As for Olga, we reset her and her kids´ date for the 12th of May. She is also chomping at the bit and was sincerely bummed when she couldn´t get baptized this week... or the last one. It was supposed to be for this week, but when we visited her with one of our members, she showed us her wound, and Hma. Carmén, the member who was with us just came right out and said, "uh... no. She needs to wait, that wound is too fresh. She´ll explode in the font." Well, what do you say to that? And Olga´s health is definitely what matters right now, so we moved the date. She seemed sad, so I told her how this is common and we have to move dates all the time. Crazy things always seem to come up before a baptism (Satan, you turd), but it´s not gonna keep us from getting it done, by George.

But on the plus side, we did get to have a Baby Shower for her. She was not expecting it at all; I´m not sure anyone has ever done anything like that for her before. But we had a good turn out. I almost got lung poisoning from blowing up 48 pink and white dusty balloons, but a small price to pay for the smile it brought to Olga´s face. Now she has enough pampers to sink a ship and some really cute socks and underthings. It was definitely the first shower that the ward members here had experienced. I know they have them in the capital, but they don´t seem to be too common here in the capital. But I guess there´s a first time for everything.

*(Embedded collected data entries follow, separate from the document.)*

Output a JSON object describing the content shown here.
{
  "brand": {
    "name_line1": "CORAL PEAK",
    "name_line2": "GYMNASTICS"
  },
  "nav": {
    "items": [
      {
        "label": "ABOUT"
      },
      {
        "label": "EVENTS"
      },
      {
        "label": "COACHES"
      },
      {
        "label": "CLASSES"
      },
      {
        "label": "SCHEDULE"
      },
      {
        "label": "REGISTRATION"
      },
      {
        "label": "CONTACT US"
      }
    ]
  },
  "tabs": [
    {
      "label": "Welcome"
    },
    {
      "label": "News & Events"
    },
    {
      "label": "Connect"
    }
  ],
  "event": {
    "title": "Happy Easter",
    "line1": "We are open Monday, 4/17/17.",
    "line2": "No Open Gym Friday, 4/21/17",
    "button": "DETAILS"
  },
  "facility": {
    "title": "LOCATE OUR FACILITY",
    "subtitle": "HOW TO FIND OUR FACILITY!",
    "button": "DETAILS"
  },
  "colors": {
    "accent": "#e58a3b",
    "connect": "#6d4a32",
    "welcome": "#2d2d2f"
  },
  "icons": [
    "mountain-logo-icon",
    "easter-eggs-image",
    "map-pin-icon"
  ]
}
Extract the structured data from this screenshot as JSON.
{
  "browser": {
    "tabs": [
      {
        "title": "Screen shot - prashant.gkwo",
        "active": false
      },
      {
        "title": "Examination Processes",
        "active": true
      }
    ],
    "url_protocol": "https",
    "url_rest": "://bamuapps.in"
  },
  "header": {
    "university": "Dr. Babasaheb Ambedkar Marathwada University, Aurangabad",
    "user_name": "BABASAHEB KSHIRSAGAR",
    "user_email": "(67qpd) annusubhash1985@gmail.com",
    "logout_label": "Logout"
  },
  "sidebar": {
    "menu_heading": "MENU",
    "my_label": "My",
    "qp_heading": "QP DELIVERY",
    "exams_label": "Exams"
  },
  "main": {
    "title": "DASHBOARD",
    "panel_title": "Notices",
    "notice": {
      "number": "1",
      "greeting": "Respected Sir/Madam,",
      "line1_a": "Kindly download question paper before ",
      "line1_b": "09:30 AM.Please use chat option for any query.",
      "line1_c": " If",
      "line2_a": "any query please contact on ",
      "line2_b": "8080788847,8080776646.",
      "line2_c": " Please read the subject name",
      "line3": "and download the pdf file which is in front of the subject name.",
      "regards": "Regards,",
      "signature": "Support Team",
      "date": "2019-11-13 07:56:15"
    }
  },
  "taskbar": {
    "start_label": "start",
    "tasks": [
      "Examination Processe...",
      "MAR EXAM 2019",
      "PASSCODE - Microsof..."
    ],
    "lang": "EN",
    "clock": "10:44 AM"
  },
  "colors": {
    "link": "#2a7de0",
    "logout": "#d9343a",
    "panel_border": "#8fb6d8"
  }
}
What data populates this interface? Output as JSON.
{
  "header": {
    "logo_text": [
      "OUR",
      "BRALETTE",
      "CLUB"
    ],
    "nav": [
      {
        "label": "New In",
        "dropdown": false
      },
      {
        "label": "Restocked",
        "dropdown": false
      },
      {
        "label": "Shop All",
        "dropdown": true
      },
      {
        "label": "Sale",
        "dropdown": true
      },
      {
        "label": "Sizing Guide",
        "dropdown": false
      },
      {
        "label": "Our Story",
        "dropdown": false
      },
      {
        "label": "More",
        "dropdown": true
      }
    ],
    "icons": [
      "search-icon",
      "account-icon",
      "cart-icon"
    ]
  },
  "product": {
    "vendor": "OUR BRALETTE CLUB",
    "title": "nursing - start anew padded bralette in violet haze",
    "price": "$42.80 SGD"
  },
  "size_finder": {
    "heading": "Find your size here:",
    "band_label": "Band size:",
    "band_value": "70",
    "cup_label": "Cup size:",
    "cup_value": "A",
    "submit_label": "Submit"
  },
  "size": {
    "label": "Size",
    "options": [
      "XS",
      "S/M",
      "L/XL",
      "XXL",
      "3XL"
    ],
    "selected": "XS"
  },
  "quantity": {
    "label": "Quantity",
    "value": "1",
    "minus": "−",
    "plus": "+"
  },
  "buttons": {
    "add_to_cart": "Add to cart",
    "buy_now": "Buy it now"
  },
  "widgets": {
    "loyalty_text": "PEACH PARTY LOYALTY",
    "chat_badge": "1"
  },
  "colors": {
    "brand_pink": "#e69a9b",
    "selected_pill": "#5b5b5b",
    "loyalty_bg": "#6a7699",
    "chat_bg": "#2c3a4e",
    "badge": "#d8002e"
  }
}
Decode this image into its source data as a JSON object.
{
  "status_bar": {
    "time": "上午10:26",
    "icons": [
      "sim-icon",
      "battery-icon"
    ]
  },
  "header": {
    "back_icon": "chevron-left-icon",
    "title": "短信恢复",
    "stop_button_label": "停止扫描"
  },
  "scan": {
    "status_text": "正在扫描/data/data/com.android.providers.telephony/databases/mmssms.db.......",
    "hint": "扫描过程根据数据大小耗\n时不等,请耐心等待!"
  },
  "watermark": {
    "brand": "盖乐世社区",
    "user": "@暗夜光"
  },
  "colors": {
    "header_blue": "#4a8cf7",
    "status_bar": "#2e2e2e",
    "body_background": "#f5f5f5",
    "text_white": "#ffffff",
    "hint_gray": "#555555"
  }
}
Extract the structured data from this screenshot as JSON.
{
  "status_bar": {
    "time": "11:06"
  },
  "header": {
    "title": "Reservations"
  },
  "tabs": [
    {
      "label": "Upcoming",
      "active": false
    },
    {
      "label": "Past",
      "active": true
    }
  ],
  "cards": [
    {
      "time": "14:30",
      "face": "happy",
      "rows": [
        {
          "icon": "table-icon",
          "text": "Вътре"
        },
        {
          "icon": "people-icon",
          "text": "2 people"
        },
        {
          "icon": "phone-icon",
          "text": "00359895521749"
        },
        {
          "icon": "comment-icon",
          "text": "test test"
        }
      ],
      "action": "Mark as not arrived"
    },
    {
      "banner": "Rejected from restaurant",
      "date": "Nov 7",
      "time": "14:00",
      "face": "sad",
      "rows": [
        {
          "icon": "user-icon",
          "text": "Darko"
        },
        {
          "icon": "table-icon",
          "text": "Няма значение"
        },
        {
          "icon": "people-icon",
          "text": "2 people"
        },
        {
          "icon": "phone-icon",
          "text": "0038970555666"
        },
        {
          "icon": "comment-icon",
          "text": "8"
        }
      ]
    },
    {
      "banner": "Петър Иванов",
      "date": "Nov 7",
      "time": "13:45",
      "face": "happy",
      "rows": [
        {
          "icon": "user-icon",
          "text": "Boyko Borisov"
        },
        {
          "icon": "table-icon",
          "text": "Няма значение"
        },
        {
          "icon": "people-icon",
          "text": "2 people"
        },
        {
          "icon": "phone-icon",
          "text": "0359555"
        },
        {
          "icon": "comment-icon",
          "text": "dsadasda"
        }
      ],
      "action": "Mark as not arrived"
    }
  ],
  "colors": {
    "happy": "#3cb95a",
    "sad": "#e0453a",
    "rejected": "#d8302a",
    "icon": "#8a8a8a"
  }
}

And speaking of first times, yeah... it´s been raining like a beast here. Or it was this past week. That is not the Azua I have come to love and hate. It just plain and simple does not rain here. Which is what our apartment must have been thinking/feeling as well, because it was equally unprepared for the downpour. The little hole that was in our ceiling in one of our extra empty rooms is now a big hole, with plenty of water damage in the walls. At least my poncho and bucket are good for something now. And a bonus? Early morning exercise. When the rain was at it´s worst, we were sweeping our roof 3 times a day. No, none of that was a typo. Our roof is shaped like a jigsaw puzzle and is not slanted, so all so the rainwater just gets trapped up there. It would be cool if it wasn´t against mission rules to swim. But yeah, the rain has since abated, so it´s all good. For now (ominous noises).

And I must say, I´m sorry it´s been awhile since I´ve done a "How to Do in the D.R." but the C.D. player on this computer doesn´t work. So I will leave you all with useful advice instead: If missionaries of any religion come to your house, don´t tell them you will meet with them and then hid in your house the next day or conveniently be gone. I know telling people you´re not interested in slightly uncomfortable but it´s even more uncomfortable for us to show up to your house, sometimes going out of our way, and then go away, unloved. I´ve heard some bad stories from other missionaries (and experienced some myself), but I think the winner was the Elder who went to someone´s house with whom they´d scheduled an appointment and a voice from inside said, "I´m not home." Here´s how it should be done. We come up to you. You feel awkward because maybe you go to another church or just don´t want to talk about religion right now. So you tell us that. We invite you to church anyway and tell you to have a nice day. And if it´s mango season, you might offer us a whole boatload of mangos, even after we politely say "that´s ok." But hey, that´s life. Sometimes you gotta take a mango for the team.

So, now you know all you need to know about missionary life (and rejection). Well, for this week, at least. Cuz that´s all the time we´ve got for today. But don´t worry, I´ll make sure to say a little prayer for you. And in your spare time, you can say one for me too.